Reconhecimento Histórico e Indenização às Pioneiras
A proximidade da Copa do Mundo Feminina de Futebol de 2027, sediada no Brasil, traz consigo um importante marco de reconhecimento para as mulheres que pavimentaram o caminho da modalidade no país. Uma nova lei, sancionada pelo presidente Luiz Inácio Lula da Silva, garante uma indenização de R$ 500 mil a cada jogadora que representou o Brasil em 1988 (no Mundial experimental) e em 1991 (na primeira Copa oficial).
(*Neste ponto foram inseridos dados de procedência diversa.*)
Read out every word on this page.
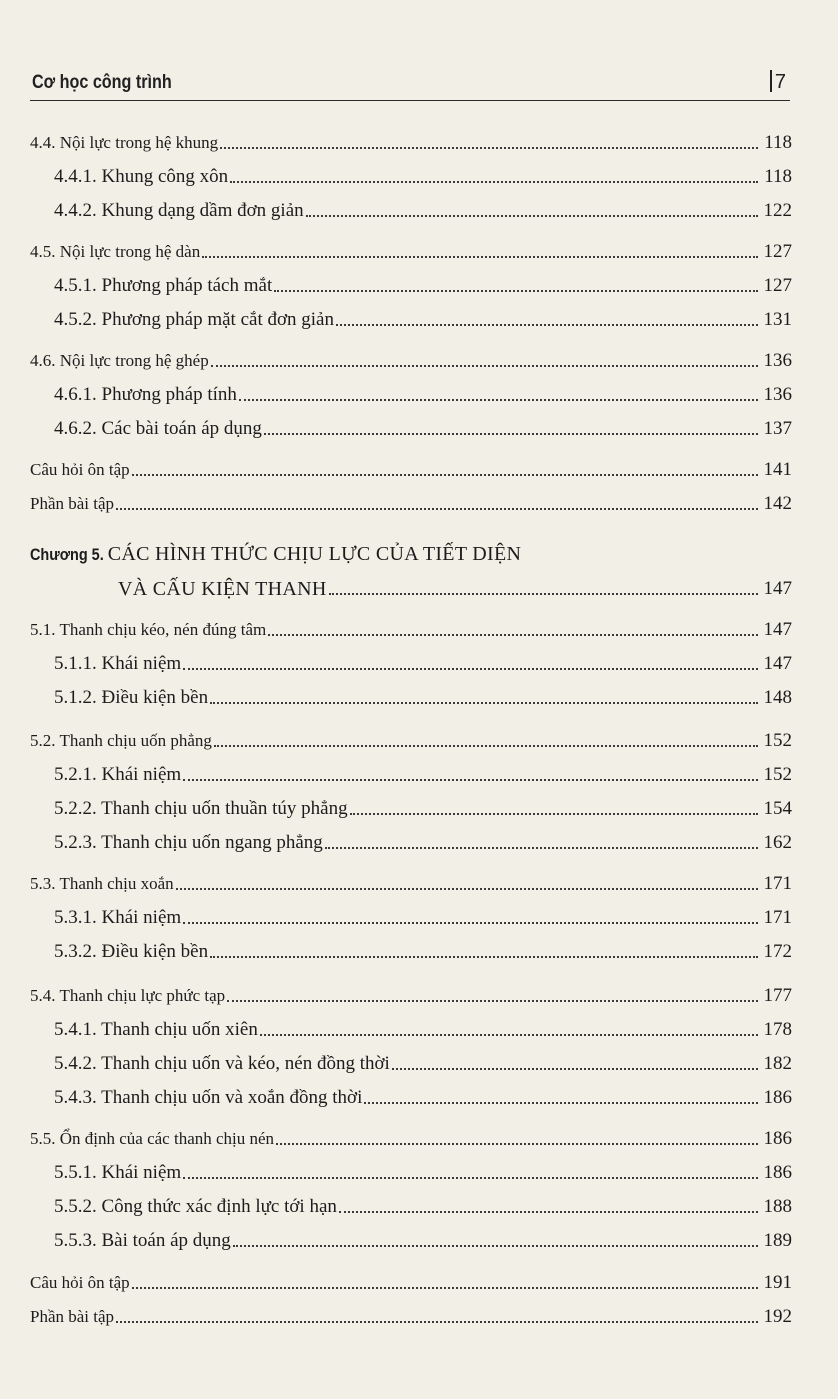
Cơ học công trình	7
4.4. Nội lực trong hệ khung	118
4.4.1. Khung công xôn	118
4.4.2. Khung dạng dầm đơn giản	122
4.5. Nội lực trong hệ dàn	127
4.5.1. Phương pháp tách mắt	127
4.5.2. Phương pháp mặt cắt đơn giản	131
4.6. Nội lực trong hệ ghép	136
4.6.1. Phương pháp tính	136
4.6.2. Các bài toán áp dụng	137
Câu hỏi ôn tập	141
Phần bài tập	142
Chương 5. CÁC HÌNH THỨC CHỊU LỰC CỦA TIẾT DIỆN
VÀ CẤU KIỆN THANH	147
5.1. Thanh chịu kéo, nén đúng tâm	147
5.1.1. Khái niệm	147
5.1.2. Điều kiện bền	148
5.2. Thanh chịu uốn phẳng	152
5.2.1. Khái niệm	152
5.2.2. Thanh chịu uốn thuần túy phẳng	154
5.2.3. Thanh chịu uốn ngang phẳng	162
5.3. Thanh chịu xoắn	171
5.3.1. Khái niệm	171
5.3.2. Điều kiện bền	172
5.4. Thanh chịu lực phức tạp	177
5.4.1. Thanh chịu uốn xiên	178
5.4.2. Thanh chịu uốn và kéo, nén đồng thời	182
5.4.3. Thanh chịu uốn và xoắn đồng thời	186
5.5. Ổn định của các thanh chịu nén	186
5.5.1. Khái niệm	186
5.5.2. Công thức xác định lực tới hạn	188
5.5.3. Bài toán áp dụng	189
Câu hỏi ôn tập	191
Phần bài tập	192
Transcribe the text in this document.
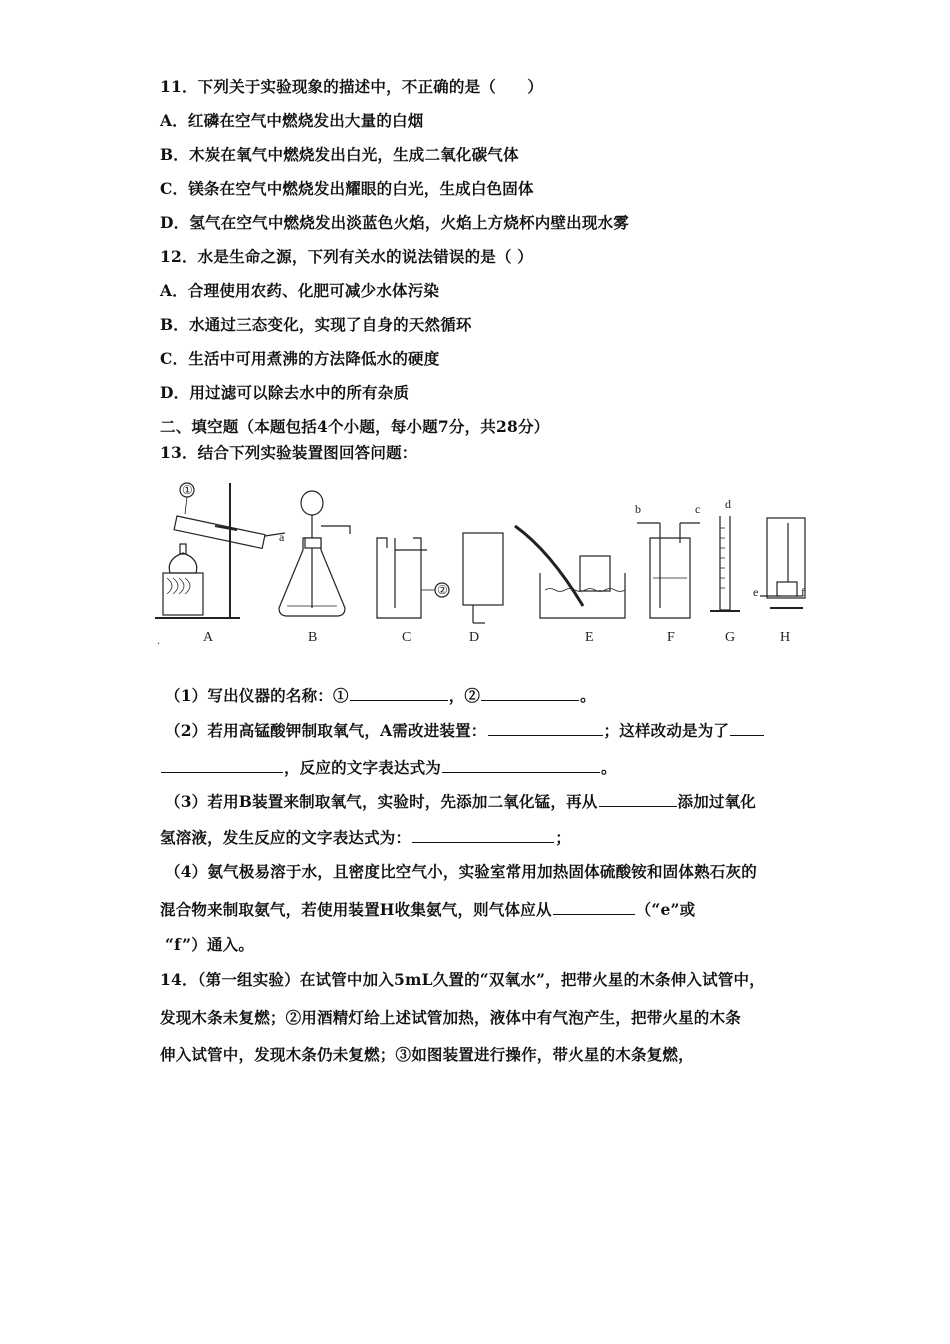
11．下列关于实验现象的描述中，不正确的是（　　）
A．红磷在空气中燃烧发出大量的白烟
B．木炭在氧气中燃烧发出白光，生成二氧化碳气体
C．镁条在空气中燃烧发出耀眼的白光，生成白色固体
D．氢气在空气中燃烧发出淡蓝色火焰，火焰上方烧杯内壁出现水雾
12．水是生命之源，下列有关水的说法错误的是（ ）
A．合理使用农药、化肥可减少水体污染
B．水通过三态变化，实现了自身的天然循环
C．生活中可用煮沸的方法降低水的硬度
D．用过滤可以除去水中的所有杂质
二、填空题（本题包括4个小题，每小题7分，共28分）
13．结合下列实验装置图回答问题：
①
a
②
b	c d
e	f
.	A	B	C	D	E	F	G	H
（1）写出仪器的名称：①	，②	。
（2）若用高锰酸钾制取氧气，A需改进装置：	；这样改动是为了
，反应的文字表达式为	。
（3）若用B装置来制取氧气，实验时，先添加二氧化锰，再从	添加过氧化
氢溶液，发生反应的文字表达式为：	；
（4）氨气极易溶于水，且密度比空气小，实验室常用加热固体硫酸铵和固体熟石灰的
混合物来制取氨气，若使用装置H收集氨气，则气体应从	（“e”或
“f”）通入。
14．（第一组实验）在试管中加入5mL久置的“双氧水”，把带火星的木条伸入试管中，
发现木条未复燃；②用酒精灯给上述试管加热，液体中有气泡产生，把带火星的木条
伸入试管中，发现木条仍未复燃；③如图装置进行操作，带火星的木条复燃，
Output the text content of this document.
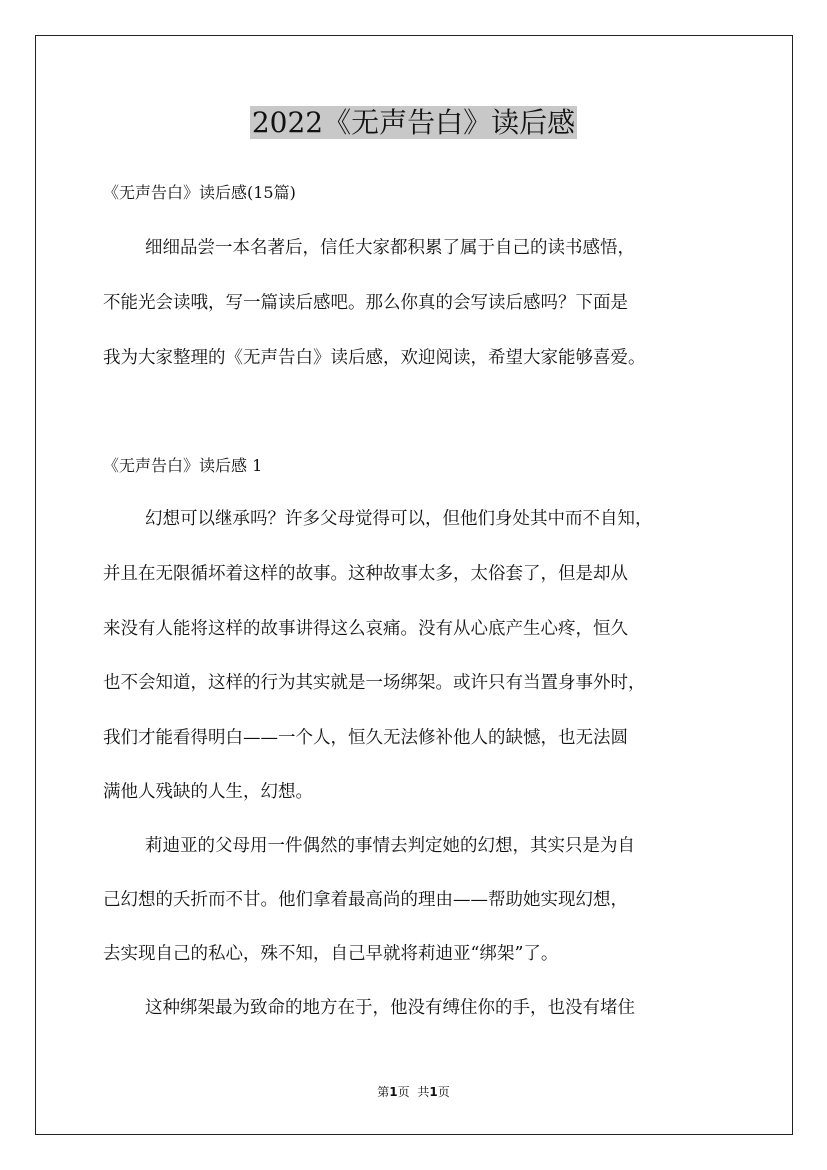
2022《无声告白》读后感
《无声告白》读后感(15篇)
细细品尝一本名著后，信任大家都积累了属于自己的读书感悟，
不能光会读哦，写一篇读后感吧。那么你真的会写读后感吗？下面是
我为大家整理的《无声告白》读后感，欢迎阅读，希望大家能够喜爱。
《无声告白》读后感 1
幻想可以继承吗？许多父母觉得可以，但他们身处其中而不自知，
并且在无限循坏着这样的故事。这种故事太多，太俗套了，但是却从
来没有人能将这样的故事讲得这么哀痛。没有从心底产生心疼，恒久
也不会知道，这样的行为其实就是一场绑架。或许只有当置身事外时，
我们才能看得明白——一个人，恒久无法修补他人的缺憾，也无法圆
满他人残缺的人生，幻想。
莉迪亚的父母用一件偶然的事情去判定她的幻想，其实只是为自
己幻想的夭折而不甘。他们拿着最高尚的理由——帮助她实现幻想，
去实现自己的私心，殊不知，自己早就将莉迪亚“绑架”了。
这种绑架最为致命的地方在于，他没有缚住你的手，也没有堵住
第1页 共1页
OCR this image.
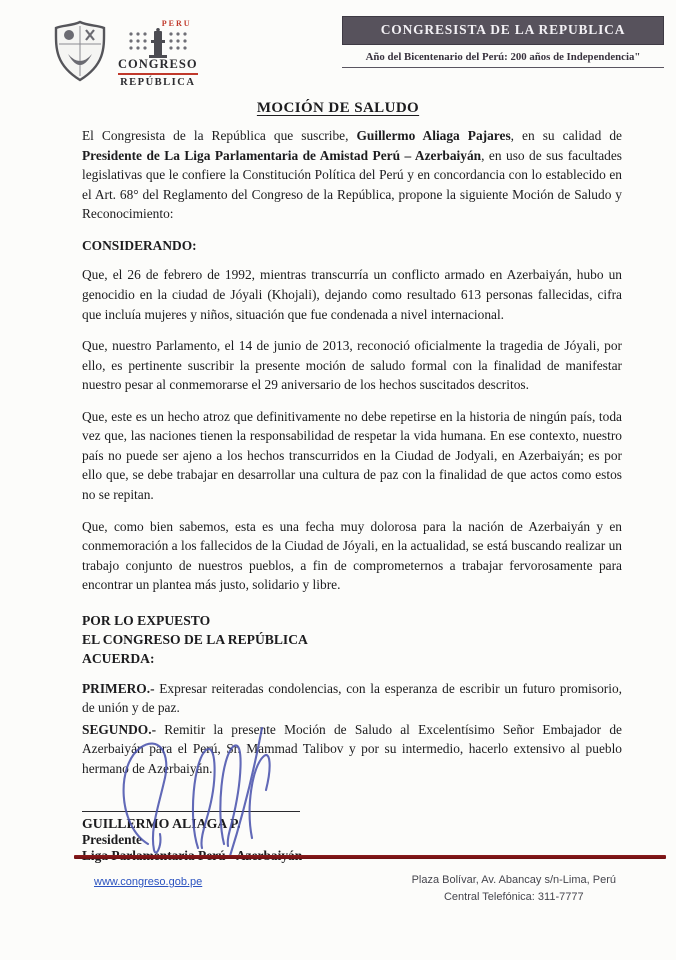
PERU
CONGRESO
REPÚBLICA
CONGRESISTA DE LA REPUBLICA
Año del Bicentenario del Perú: 200 años de Independencia"
MOCIÓN DE SALUDO

El Congresista de la República que suscribe, Guillermo Aliaga Pajares, en su calidad de Presidente de La Liga Parlamentaria de Amistad Perú – Azerbaiyán, en uso de sus facultades legislativas que le confiere la Constitución Política del Perú y en concordancia con lo establecido en el Art. 68° del Reglamento del Congreso de la República, propone la siguiente Moción de Saludo y Reconocimiento:

CONSIDERANDO:

Que, el 26 de febrero de 1992, mientras transcurría un conflicto armado en Azerbaiyán, hubo un genocidio en la ciudad de Jóyali (Khojali), dejando como resultado 613 personas fallecidas, cifra que incluía mujeres y niños, situación que fue condenada a nivel internacional.

Que, nuestro Parlamento, el 14 de junio de 2013, reconoció oficialmente la tragedia de Jóyali, por ello, es pertinente suscribir la presente moción de saludo formal con la finalidad de manifestar nuestro pesar al conmemorarse el 29 aniversario de los hechos suscitados descritos.

Que, este es un hecho atroz que definitivamente no debe repetirse en la historia de ningún país, toda vez que, las naciones tienen la responsabilidad de respetar la vida humana. En ese contexto, nuestro país no puede ser ajeno a los hechos transcurridos en la Ciudad de Jodyali, en Azerbaiyán; es por ello que, se debe trabajar en desarrollar una cultura de paz con la finalidad de que actos como estos no se repitan.

Que, como bien sabemos, esta es una fecha muy dolorosa para la nación de Azerbaiyán y en conmemoración a los fallecidos de la Ciudad de Jóyali, en la actualidad, se está buscando realizar un trabajo conjunto de nuestros pueblos, a fin de comprometernos a trabajar fervorosamente para encontrar un plantea más justo, solidario y libre.

POR LO EXPUESTO
EL CONGRESO DE LA REPÚBLICA
ACUERDA:

PRIMERO.- Expresar reiteradas condolencias, con la esperanza de escribir un futuro promisorio, de unión y de paz.

SEGUNDO.- Remitir la presente Moción de Saludo al Excelentísimo Señor Embajador de Azerbaiyán para el Perú, Sr. Mammad Talibov y por su intermedio, hacerlo extensivo al pueblo hermano de Azerbaiyán.

GUILLERMO ALIAGA P.
Presidente
www.congreso.gob.pe	Plaza Bolívar, Av. Abancay s/n-Lima, Perú
Central Telefónica: 311-7777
Essa compensação, semelhante à oferecida aos jogadores da seleção masculina campeã em 2014, visa resgatar a dignidade e valorizar o esforço dessas atletas pioneiras.
Um Ato de Justiça e Dignidade
A ex-meio-campista Marcinha, que disputou a Copa de 1991, expressou à Agência Brasil a importância desse reconhecimento: “Trata-se de resgatar uma dignidade que foi negada por décadas. É prova de que aquela luta em campo finalmente foi reconhecida para a história oficial do nosso país. Lógico, vai ajudar bastante muita gente, mas acho que o reconhecimento é muito importante, não só na parte financeira.” O valor também será estendido aos sucessores legais de atletas falecidas. Há discussões em andamento para estender essa reparação à geração de 1995.
Desafios para a Geração Atual
Apesar dos avanços, a realidade da maioria das jogadoras de futebol feminino no Brasil ainda é de precariedade. Um estudo do Governo Federal aponta que cerca de 70% das atletas possuem outra ocupação para complementar a renda, e menos de 20% têm vínculo profissional. Três em cada dez jogadoras profissionais não recebem salário ou ajuda de custo, evidenciando a falta de garantias a longo prazo e a necessidade de consolidar a imagem pública para tranquilidade, inclusive no pós-carreira.
O Papel do Mercado e o Legado da Copa
Juliana Manzato, sócia da W Sports, destaca que a estrutura do futebol feminino ainda é precária, em parte pela visão de que a modalidade é apenas social e não um potencial de mercado. Para Isabela Daneluci, também da W Sports, o legado da Copa de 2027 dependerá de um olhar comercial mais amplo. Marcas que já investem no esporte feminino há mais tempo colhem frutos e constroem narrativas com a comunidade. Há espaço para novas marcas, mas o engajamento precisa ser imediato, pois a comunidade do futebol feminino valoriza empresas que agregam valor à modalidade.
Lei da Copa: Mais que um Torneio
A Lei da Copa do Mundo Feminina de 2027 vai além da organização do evento. Ela estabelece ações para promover a igualdade de oportunidades entre homens e mulheres no esporte, combater a violência e a discriminação, e fortalecer a participação feminina em todas as esferas do futebol. A legislação também abrange aspectos burocráticos, como vistos simplificados e proteção de direitos autorais, além de prever a possibilidade de feriado nacional nos dias de jogos do Brasil.